As you know I have not been traveling much this summer. It has expanded my horizons to subjects I would not ordinarily consider photographing. Our annual Bavarian Blast summer festival is a case in point. After ignoring it for 10 years I sat on the curb and recorded this, a cacophonous contrast to the tranquil prairie I usually record. For those of you like me who have a hard time sitting thru a 90 minute parade the essence has been distilled to about 35 seconds. Sound recorded on the iPhone, otherwise my Canon made a brief appearance for the still shots.
Friday, July 31, 2015
Wednesday, July 29, 2015
I have been laid up getting tuned and metaled up for the next couple decades. My "tripod neck" that I attributed to age and overuse was much more serious than that requiring a few neck vertebrae to be fused (bolted) together.
One morning, while pondering when I was going to go home, a young lady came in and said "What a beautiful view!" I looked at her and thought "What??" It was then that I realized I had been looking down at the barren rooftops and she was looking at the beautiful blue sky. She changed my attitude!
The other realization during my confinement was how tough some families have it when loved ones are ill and will never return to normal. I am grateful I will be back to normal. I have been reminded that I am not in control and time is limited. It is time to get back to seeing and sharing nature's beauty.
Friday, July 17, 2015
I'm continuing my exploration of the prairie using high speed video recording on the iPhone. These small flies were busy one morning last week and tolerated the close up attachment that requires a distance of about an inch for optimum focus. Recorded at 240 fps which means one second of action translates into 8 seconds of video. Now if I could afford a more sophisticated camera that records in high speed. Most cameras limit the shooting time to a few seconds because of the intense onboard computer commitment to process and store that volume of information. The high end cameras have a pre-record feature so you can save the action after it has happened. This is a great feature since it can take several seconds for a camera to transfer the information to a memory card.
Thursday, July 9, 2015
I'm continuing my test of the iPhone for nature photography and videography. This piece was shot using the stock lens at 240 fps, replayed at 30 fps. Audio was also recorded at the time of capture. I used creative license and put the best buzzing at each of the flight times, along with dropping the level of background audio. New lens attachments are being tested and there will be a video available next week.
For those of you who are more interested in still photography I have started using Flickr regularly and can be found at:
As always, just sharing my love of nature.
Tuesday, July 7, 2015
I love wild raspberries, especially over ice cream. They might be a little gritty if you are used to domestic berries that have had the seeds genetically minimized. There is something satisfying about finding the berries, picking them, and then enjoying them. There are lots of edible wild plants but none as sweet as wild raspberries.
Technical: iPhone6, ProCamera app, iPro Lens system macro lens.
Sunday, July 5, 2015
Am I the only one who thought of this while watching fireworks last night? Perhaps I'm anxious to get out in the prairie while July colors are still there, but then there are always the yellows and purples of August to look forward to.

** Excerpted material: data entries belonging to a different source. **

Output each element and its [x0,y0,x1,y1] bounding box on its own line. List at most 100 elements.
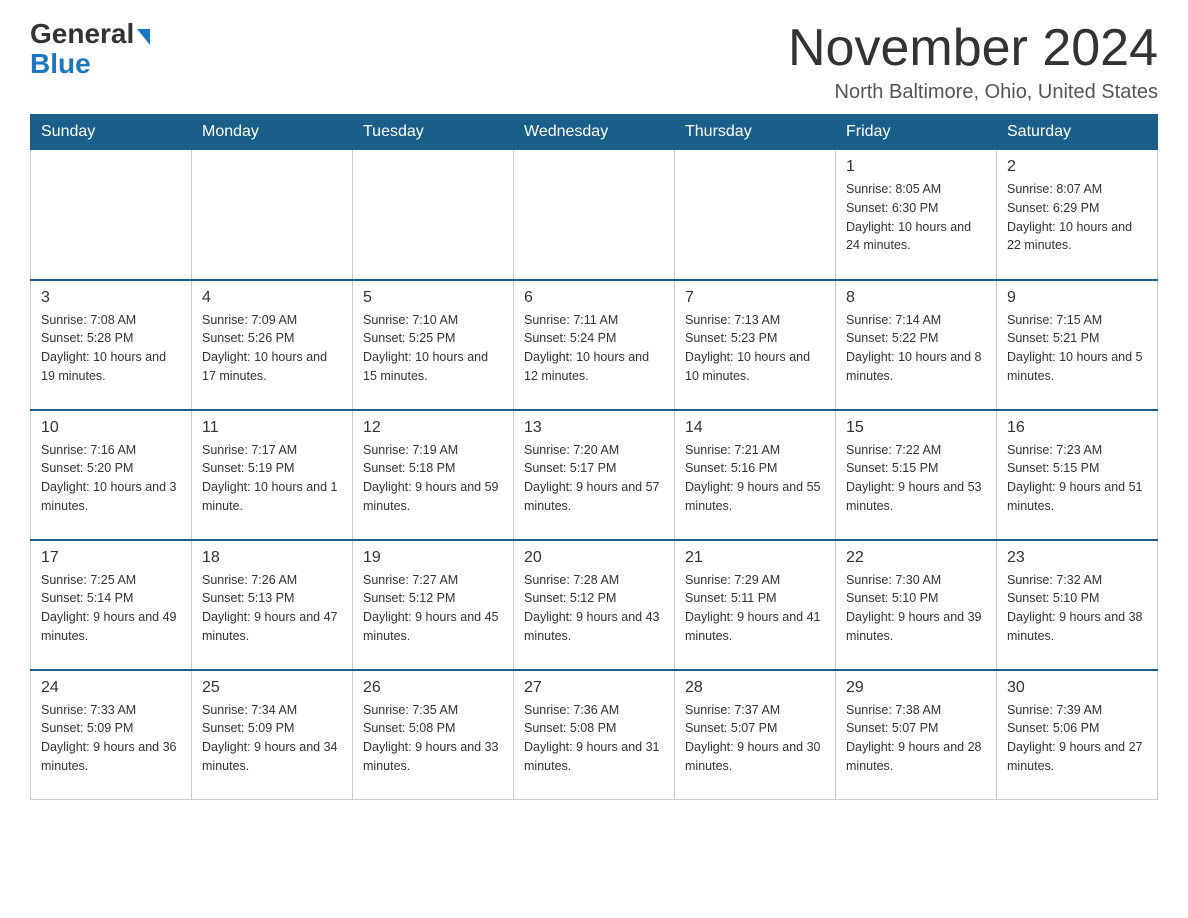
day-info: Sunrise: 8:07 AMSunset: 6:29 PMDaylight:… [1007,180,1147,255]
day-info: Sunrise: 7:36 AMSunset: 5:08 PMDaylight:… [524,701,664,776]
day-info: Sunrise: 7:33 AMSunset: 5:09 PMDaylight:… [41,701,181,776]
day-info: Sunrise: 7:14 AMSunset: 5:22 PMDaylight:… [846,311,986,386]
table-row: 8 Sunrise: 7:14 AMSunset: 5:22 PMDaylight… [836,280,997,410]
day-number: 10 [41,419,181,437]
day-number: 29 [846,679,986,697]
day-number: 22 [846,549,986,567]
logo-general: General [30,20,134,48]
table-row: 24 Sunrise: 7:33 AMSunset: 5:09 PMDayligh… [31,670,192,800]
header-friday: Friday [836,115,997,150]
day-number: 4 [202,289,342,307]
day-info: Sunrise: 7:25 AMSunset: 5:14 PMDaylight:… [41,571,181,646]
table-row: 22 Sunrise: 7:30 AMSunset: 5:10 PMDayligh… [836,540,997,670]
table-row: 7 Sunrise: 7:13 AMSunset: 5:23 PMDaylight… [675,280,836,410]
header-wednesday: Wednesday [514,115,675,150]
day-number: 28 [685,679,825,697]
day-info: Sunrise: 7:20 AMSunset: 5:17 PMDaylight:… [524,441,664,516]
day-info: Sunrise: 7:23 AMSunset: 5:15 PMDaylight:… [1007,441,1147,516]
day-number: 20 [524,549,664,567]
logo: General Blue [30,20,150,78]
table-row: 23 Sunrise: 7:32 AMSunset: 5:10 PMDayligh… [997,540,1158,670]
calendar-week-row: 24 Sunrise: 7:33 AMSunset: 5:09 PMDayligh… [31,670,1158,800]
day-info: Sunrise: 7:13 AMSunset: 5:23 PMDaylight:… [685,311,825,386]
table-row: 16 Sunrise: 7:23 AMSunset: 5:15 PMDayligh… [997,410,1158,540]
table-row: 27 Sunrise: 7:36 AMSunset: 5:08 PMDayligh… [514,670,675,800]
calendar-week-row: 17 Sunrise: 7:25 AMSunset: 5:14 PMDayligh… [31,540,1158,670]
table-row: 25 Sunrise: 7:34 AMSunset: 5:09 PMDayligh… [192,670,353,800]
header-tuesday: Tuesday [353,115,514,150]
page-header: General Blue November 2024 North Baltimo… [30,20,1158,104]
day-info: Sunrise: 7:34 AMSunset: 5:09 PMDaylight:… [202,701,342,776]
header-saturday: Saturday [997,115,1158,150]
table-row: 11 Sunrise: 7:17 AMSunset: 5:19 PMDayligh… [192,410,353,540]
day-number: 8 [846,289,986,307]
day-info: Sunrise: 7:19 AMSunset: 5:18 PMDaylight:… [363,441,503,516]
day-number: 2 [1007,158,1147,176]
day-number: 19 [363,549,503,567]
table-row: 3 Sunrise: 7:08 AMSunset: 5:28 PMDaylight… [31,280,192,410]
day-number: 21 [685,549,825,567]
location-subtitle: North Baltimore, Ohio, United States [788,81,1158,104]
calendar-header-row: Sunday Monday Tuesday Wednesday Thursday… [31,115,1158,150]
header-thursday: Thursday [675,115,836,150]
table-row: 10 Sunrise: 7:16 AMSunset: 5:20 PMDayligh… [31,410,192,540]
day-number: 3 [41,289,181,307]
day-number: 12 [363,419,503,437]
table-row [514,150,675,280]
day-info: Sunrise: 7:35 AMSunset: 5:08 PMDaylight:… [363,701,503,776]
table-row: 12 Sunrise: 7:19 AMSunset: 5:18 PMDayligh… [353,410,514,540]
day-info: Sunrise: 7:37 AMSunset: 5:07 PMDaylight:… [685,701,825,776]
table-row: 13 Sunrise: 7:20 AMSunset: 5:17 PMDayligh… [514,410,675,540]
table-row: 2 Sunrise: 8:07 AMSunset: 6:29 PMDaylight… [997,150,1158,280]
day-info: Sunrise: 7:16 AMSunset: 5:20 PMDaylight:… [41,441,181,516]
day-number: 7 [685,289,825,307]
day-number: 17 [41,549,181,567]
table-row: 21 Sunrise: 7:29 AMSunset: 5:11 PMDayligh… [675,540,836,670]
day-number: 18 [202,549,342,567]
day-info: Sunrise: 7:27 AMSunset: 5:12 PMDaylight:… [363,571,503,646]
day-info: Sunrise: 7:15 AMSunset: 5:21 PMDaylight:… [1007,311,1147,386]
day-number: 13 [524,419,664,437]
table-row [192,150,353,280]
table-row: 17 Sunrise: 7:25 AMSunset: 5:14 PMDayligh… [31,540,192,670]
day-info: Sunrise: 7:38 AMSunset: 5:07 PMDaylight:… [846,701,986,776]
logo-triangle-icon [137,29,150,45]
calendar-week-row: 3 Sunrise: 7:08 AMSunset: 5:28 PMDaylight… [31,280,1158,410]
day-number: 24 [41,679,181,697]
table-row: 29 Sunrise: 7:38 AMSunset: 5:07 PMDayligh… [836,670,997,800]
day-number: 30 [1007,679,1147,697]
table-row [353,150,514,280]
header-sunday: Sunday [31,115,192,150]
day-number: 27 [524,679,664,697]
day-number: 15 [846,419,986,437]
title-block: November 2024 North Baltimore, Ohio, Uni… [788,20,1158,104]
table-row: 26 Sunrise: 7:35 AMSunset: 5:08 PMDayligh… [353,670,514,800]
day-info: Sunrise: 8:05 AMSunset: 6:30 PMDaylight:… [846,180,986,255]
month-year-title: November 2024 [788,20,1158,77]
table-row: 1Sunrise: 8:05 AMSunset: 6:30 PMDaylight… [836,150,997,280]
table-row: 20 Sunrise: 7:28 AMSunset: 5:12 PMDayligh… [514,540,675,670]
day-number: 5 [363,289,503,307]
day-info: Sunrise: 7:28 AMSunset: 5:12 PMDaylight:… [524,571,664,646]
day-info: Sunrise: 7:10 AMSunset: 5:25 PMDaylight:… [363,311,503,386]
day-number: 26 [363,679,503,697]
day-info: Sunrise: 7:30 AMSunset: 5:10 PMDaylight:… [846,571,986,646]
day-info: Sunrise: 7:32 AMSunset: 5:10 PMDaylight:… [1007,571,1147,646]
table-row: 19 Sunrise: 7:27 AMSunset: 5:12 PMDayligh… [353,540,514,670]
table-row: 6Sunrise: 7:11 AMSunset: 5:24 PMDaylight… [514,280,675,410]
day-info: Sunrise: 7:29 AMSunset: 5:11 PMDaylight:… [685,571,825,646]
table-row: 14Sunrise: 7:21 AMSunset: 5:16 PMDayligh… [675,410,836,540]
day-number: 25 [202,679,342,697]
day-info: Sunrise: 7:39 AMSunset: 5:06 PMDaylight:… [1007,701,1147,776]
day-number: 23 [1007,549,1147,567]
calendar-week-row: 10 Sunrise: 7:16 AMSunset: 5:20 PMDayligh… [31,410,1158,540]
day-number: 6 [524,289,664,307]
day-number: 14 [685,419,825,437]
day-info: Sunrise: 7:17 AMSunset: 5:19 PMDaylight:… [202,441,342,516]
table-row: 30 Sunrise: 7:39 AMSunset: 5:06 PMDayligh… [997,670,1158,800]
day-info: Sunrise: 7:08 AMSunset: 5:28 PMDaylight:… [41,311,181,386]
day-number: 16 [1007,419,1147,437]
logo-blue: Blue [30,50,91,78]
day-number: 11 [202,419,342,437]
table-row: 28 Sunrise: 7:37 AMSunset: 5:07 PMDayligh… [675,670,836,800]
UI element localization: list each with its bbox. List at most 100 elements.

Technical: iPhone6 capture, Lightroom to sharpen
Saturday, July 4, 2015
We went to the traditional July 3rd fireworks at Cambria, MN, last night. The village easily swells to at least 3 times the normal population of 300 for a few hours each year. Their display is excellent and allows for up close fireworks photography. A wide angle lens is all that is needed for the overhead shots. However, not all the color is in the sky. Hope you get out this weekend to see some holiday color and reflect on the history of the day.
Friday, July 3, 2015
This small puddle has intrigued me for the last several months so I put a camera on it for most of the month of June. I was hoping for some small critters but was pleasantly surprised by the pheasant rooster.
Any softness in focus is due to me putting the camera too close to the rock. The camera has a minimum sharpness range about 40 inches and I crept in a little to close. All sounds with still images were recorded at Cottonwood Prairie using an iPhone6 Audio during the video was recorded on the Reconyx.